Pamiętają o pierwszym duszpasterzu
Obrzęd poświęcenia obelisku zgromadził na cmentarzu mieszkańców wioski, rodzinę śp. ks. Karpierza, uczniów i nauczycieli miejscowej szkoły oraz strażaków z pocztami sztandarowymi.
- Dzisiaj, zebrani na cmentarzu, pragniemy utrwalić w tym obelisku naszą pamięć o kapłanie, który pochodził z tej miejscowości, tutaj duszpasterzował, budował kościół i założył cmentarz – powiedział ks. infułat Jan Dyduch z Krakowa, który zarazem przewodniczył tego dnia uroczystościom odpustowym w Glisnem. Wszyscy w modlitwie polecali zmarłego w grudniu ubiegłego roku rodaka, pochowanego na cmentarzu sercanów w Stadnikach. Zapalono znicze, a dzieci szkolne położyły przez obeliskiem bukiet kwiatów.

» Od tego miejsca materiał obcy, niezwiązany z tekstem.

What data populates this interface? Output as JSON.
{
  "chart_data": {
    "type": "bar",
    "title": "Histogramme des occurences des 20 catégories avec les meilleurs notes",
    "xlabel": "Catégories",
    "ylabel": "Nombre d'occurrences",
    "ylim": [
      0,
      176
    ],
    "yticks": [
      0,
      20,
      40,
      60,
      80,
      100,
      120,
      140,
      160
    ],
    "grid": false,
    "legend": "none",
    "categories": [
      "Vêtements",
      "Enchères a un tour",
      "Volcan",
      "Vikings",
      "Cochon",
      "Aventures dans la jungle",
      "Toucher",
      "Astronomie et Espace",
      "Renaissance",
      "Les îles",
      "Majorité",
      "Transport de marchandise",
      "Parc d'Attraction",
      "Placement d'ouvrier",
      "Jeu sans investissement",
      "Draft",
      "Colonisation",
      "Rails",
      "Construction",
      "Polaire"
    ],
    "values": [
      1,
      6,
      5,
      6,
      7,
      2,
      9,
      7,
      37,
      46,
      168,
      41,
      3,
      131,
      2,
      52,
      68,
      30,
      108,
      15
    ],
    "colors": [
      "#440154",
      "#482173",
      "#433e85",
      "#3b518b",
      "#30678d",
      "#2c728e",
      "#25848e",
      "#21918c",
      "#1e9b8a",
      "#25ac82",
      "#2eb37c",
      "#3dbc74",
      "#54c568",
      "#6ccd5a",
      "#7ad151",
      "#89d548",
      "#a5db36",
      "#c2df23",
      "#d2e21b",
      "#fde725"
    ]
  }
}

- Wygląd obelisku i zastosowany budulec nawiązuje do kościoła, postaci, miejsca urodzenia oraz pracy kapłańskiej księdza Józefa. Jest formą ołtarza, przy którym kapłan sprawuje Eucharystię. Witraż ze sceną zmartwychwstania symbolizuje prawdę naszej wiary, że wszyscy mamy udział w zmartwychwstaniu Jezusa. Nad witrażem znajduje się krzyż sercański, który podkreśla, że ksiądz Józef należał do Zgromadzenia Księży Sercanów. Przed obeliskiem umieszczone są trzy głazy kamienne. Symbolizują one trzy najważniejsze wzniesienia nad wioską i osiedlem, gdzie urodził się i pracował ks. Karpierz – Luboń, Szczebel i Okrągła. Na głazie Lubonia widnieje tablica z napisem: "Pamięci ks. Józefa Karpierza, pierwszego duszpasterza, budowniczego kościoła i założyciele cmentarza w Glisnem" i zawołanie charakterystyczne dla sercanów: "W Tobie o Serce Jezusa swą ufność złożyłem". Obok zdjęcie ks. Józefa patrzącego na kościół – objaśnił zgromadzonym wymowę obelisku rektor w Glisnem ks. Andrzej Sawulski SCJ. Jego wykonawcą jest mieszkaniec wioski Józef Płoskonka.
Do osoby ks. Karpierza nawiązał podczas sumy odpustowej w kościele główny celebrans ks. infułat Jan Dyduch, podkreślając, że dał on początek zorganizowanej w Glisnem wspólnoty duszpasterskiej, która dzisiaj posiada rangę rektoratu parafialnego
- Inspirowany miłością do tej małej ojczyzny jaką jest wioska Glisne podjął trudne na tamte czasy dzieło zbudowania świątyni, aby jego rodacy mieli na miejscu posługę duszpasterską i nie musieli pokonywać kilka kilometrów do kościoła w Mszanie Dolnej. Upamiętnił także bohaterskie losy partyzantów walczących w tym rejonie z okupantem niemieckim, szczególnie oddział Armii Krajowej por. Jana Stachury „Adama”, będąc inicjatorem tak zwanych Mszy partyzanckich – przypomniał Kaznodzieja, podkreślając, że jest to znakomita szkoła patriotyzmu, która trwa do dzisiaj kontynuowana przez obecnego rektora.
Sumę odpustową koncelebrowało jeszcze dwóch infułatów – pochodzący z Glisnego ks. Jakub Gil i tymczasowy kapelan u sióstr w Mszanie Dolnej ks. Franciszek Kołacz z Krakowa. Przy ołtarzu był również drugi rodak – ks. prałat Jan Franczak.
- To historyczny dzień dla naszej wspólnoty, ponieważ do takiej małej wioski przybyło aż trzech infułatów. Odnotujemy to w kronice, ale zapiszemy jeszcze jedną ważną rzecz. To, że cieszymy się z własnego cmentarza jest także zasługą księdza infułata Dyducha, który będąc wówczas kanclerzem kurii krakowskiej wsparł starania o powstanie na Glisnem miejsca, gdzie mieszkańcy będą mogli w pobliżu swych domostw chować swoich bliskich – zaznaczył ks. Sawulski, dziękując za życzliwość wobec zabiegów wokół otwarcia cmentarza, które nastąpiło w 1995r. Obecny gospodarz kościoła wyraził również wdzięczność wszystkim uczestnikom odpustu, pośród których byli księża z mszańskiego dekanatu na czele z dziekanem ks. Markiem Wójcikiem z Niedźwiedzia.